The EPA didn’t comment directly on the letter, but a spokeswoman told The Associated Press that the agency takes responsibility for the cleanup of the spill.
Erin Lamb, a spokeswoman for Colorado Attorney General Cynthia Coffman, declined to comment because of the possible litigation.
The EPA announced last month that it would reimburse states, tribes and local governments about $1 million for their costs after an EPA-led crew triggered the release of 3 million gallons of wastewater from the inactive Gold King Mine while doing preliminary cleanup work.
Most of the money is for the cost of responding to the spill, but requests for another $570,000 in expenses from the immediate aftermath are still being considered.
During the spill, water utilities briefly shut down their intake valves and farmers stopped drawing from the rivers as the bright yellow plume moved downstream.

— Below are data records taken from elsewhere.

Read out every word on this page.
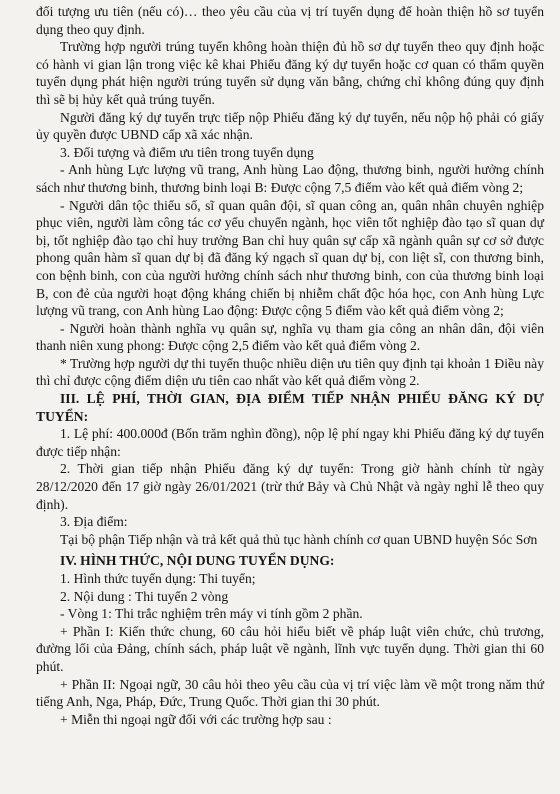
đối tượng ưu tiên (nếu có)… theo yêu cầu của vị trí tuyển dụng để hoàn thiện hồ sơ tuyển dụng theo quy định.

Trường hợp người trúng tuyển không hoàn thiện đủ hồ sơ dự tuyển theo quy định hoặc có hành vi gian lận trong việc kê khai Phiếu đăng ký dự tuyển hoặc cơ quan có thẩm quyền tuyển dụng phát hiện người trúng tuyển sử dụng văn bằng, chứng chỉ không đúng quy định thì sẽ bị hủy kết quả trúng tuyển.

Người đăng ký dự tuyển trực tiếp nộp Phiếu đăng ký dự tuyển, nếu nộp hộ phải có giấy ủy quyền được UBND cấp xã xác nhận.

3. Đối tượng và điểm ưu tiên trong tuyển dụng

- Anh hùng Lực lượng vũ trang, Anh hùng Lao động, thương binh, người hưởng chính sách như thương binh, thương binh loại B: Được cộng 7,5 điểm vào kết quả điểm vòng 2;

- Người dân tộc thiểu số, sĩ quan quân đội, sĩ quan công an, quân nhân chuyên nghiệp phục viên, người làm công tác cơ yếu chuyển ngành, học viên tốt nghiệp đào tạo sĩ quan dự bị, tốt nghiệp đào tạo chỉ huy trưởng Ban chỉ huy quân sự cấp xã ngành quân sự cơ sở được phong quân hàm sĩ quan dự bị đã đăng ký ngạch sĩ quan dự bị, con liệt sĩ, con thương binh, con bệnh binh, con của người hưởng chính sách như thương binh, con của thương binh loại B, con đẻ của người hoạt động kháng chiến bị nhiễm chất độc hóa học, con Anh hùng Lực lượng vũ trang, con Anh hùng Lao động: Được cộng 5 điểm vào kết quả điểm vòng 2;

- Người hoàn thành nghĩa vụ quân sự, nghĩa vụ tham gia công an nhân dân, đội viên thanh niên xung phong: Được cộng 2,5 điểm vào kết quả điểm vòng 2.

* Trường hợp người dự thi tuyển thuộc nhiều diện ưu tiên quy định tại khoản 1 Điều này thì chỉ được cộng điểm diện ưu tiên cao nhất vào kết quả điểm vòng 2.

III. LỆ PHÍ, THỜI GIAN, ĐỊA ĐIỂM TIẾP NHẬN PHIẾU ĐĂNG KÝ DỰ TUYỂN:

1. Lệ phí: 400.000đ (Bốn trăm nghìn đồng), nộp lệ phí ngay khi Phiếu đăng ký dự tuyển được tiếp nhận:

2. Thời gian tiếp nhận Phiếu đăng ký dự tuyển: Trong giờ hành chính từ ngày 28/12/2020 đến 17 giờ ngày 26/01/2021 (trừ thứ Bảy và Chủ Nhật và ngày nghỉ lễ theo quy định).

3. Địa điểm:

Tại bộ phận Tiếp nhận và trả kết quả thủ tục hành chính cơ quan UBND huyện Sóc Sơn

IV. HÌNH THỨC, NỘI DUNG TUYỂN DỤNG:

1. Hình thức tuyển dụng: Thi tuyển;

2. Nội dung : Thi tuyển 2 vòng

- Vòng 1: Thi trắc nghiệm trên máy vi tính gồm 2 phần.

+ Phần I: Kiến thức chung, 60 câu hỏi hiểu biết về pháp luật viên chức, chủ trương, đường lối của Đảng, chính sách, pháp luật về ngành, lĩnh vực tuyển dụng. Thời gian thi 60 phút.

+ Phần II: Ngoại ngữ, 30 câu hỏi theo yêu cầu của vị trí việc làm về một trong năm thứ tiếng Anh, Nga, Pháp, Đức, Trung Quốc. Thời gian thi 30 phút.

+ Miễn thi ngoại ngữ đối với các trường hợp sau :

The EPA said the water quality quickly returned to pre-spill levels, but some continue to warn about heavy metals collecting in the sediment and being stirred up each time rain or snowmelt results in runoff.
In his letters, Balderas said New Mexico’s agricultural landscape was severely damaged by what he described as a catastrophe. He said meeting the state’s repeated and reasonable demands for compensation and long-term monitoring would be a step toward justice.
“Following this tragic incident, our greatest concern should be ensuring that the people and the lands we live on are free from hazardous materials,” he wrote.
According to the EPA, $2 million has been allocated to support the states’ and tribes’ monitoring plans. Another $628,000 will help to fund a real-time alert system that will monitor water quality.
Sampling locations also have been set up in Colorado, New Mexico, Utah and on Southern Ute, Ute Mountain Ute and Navajo tribal lands as part of the EPA’s monitoring program.
New Mexico has developed its own monitoring plan and the city of Farmington, which taps the Animas River for drinking water, has installed sensors to detect contamination.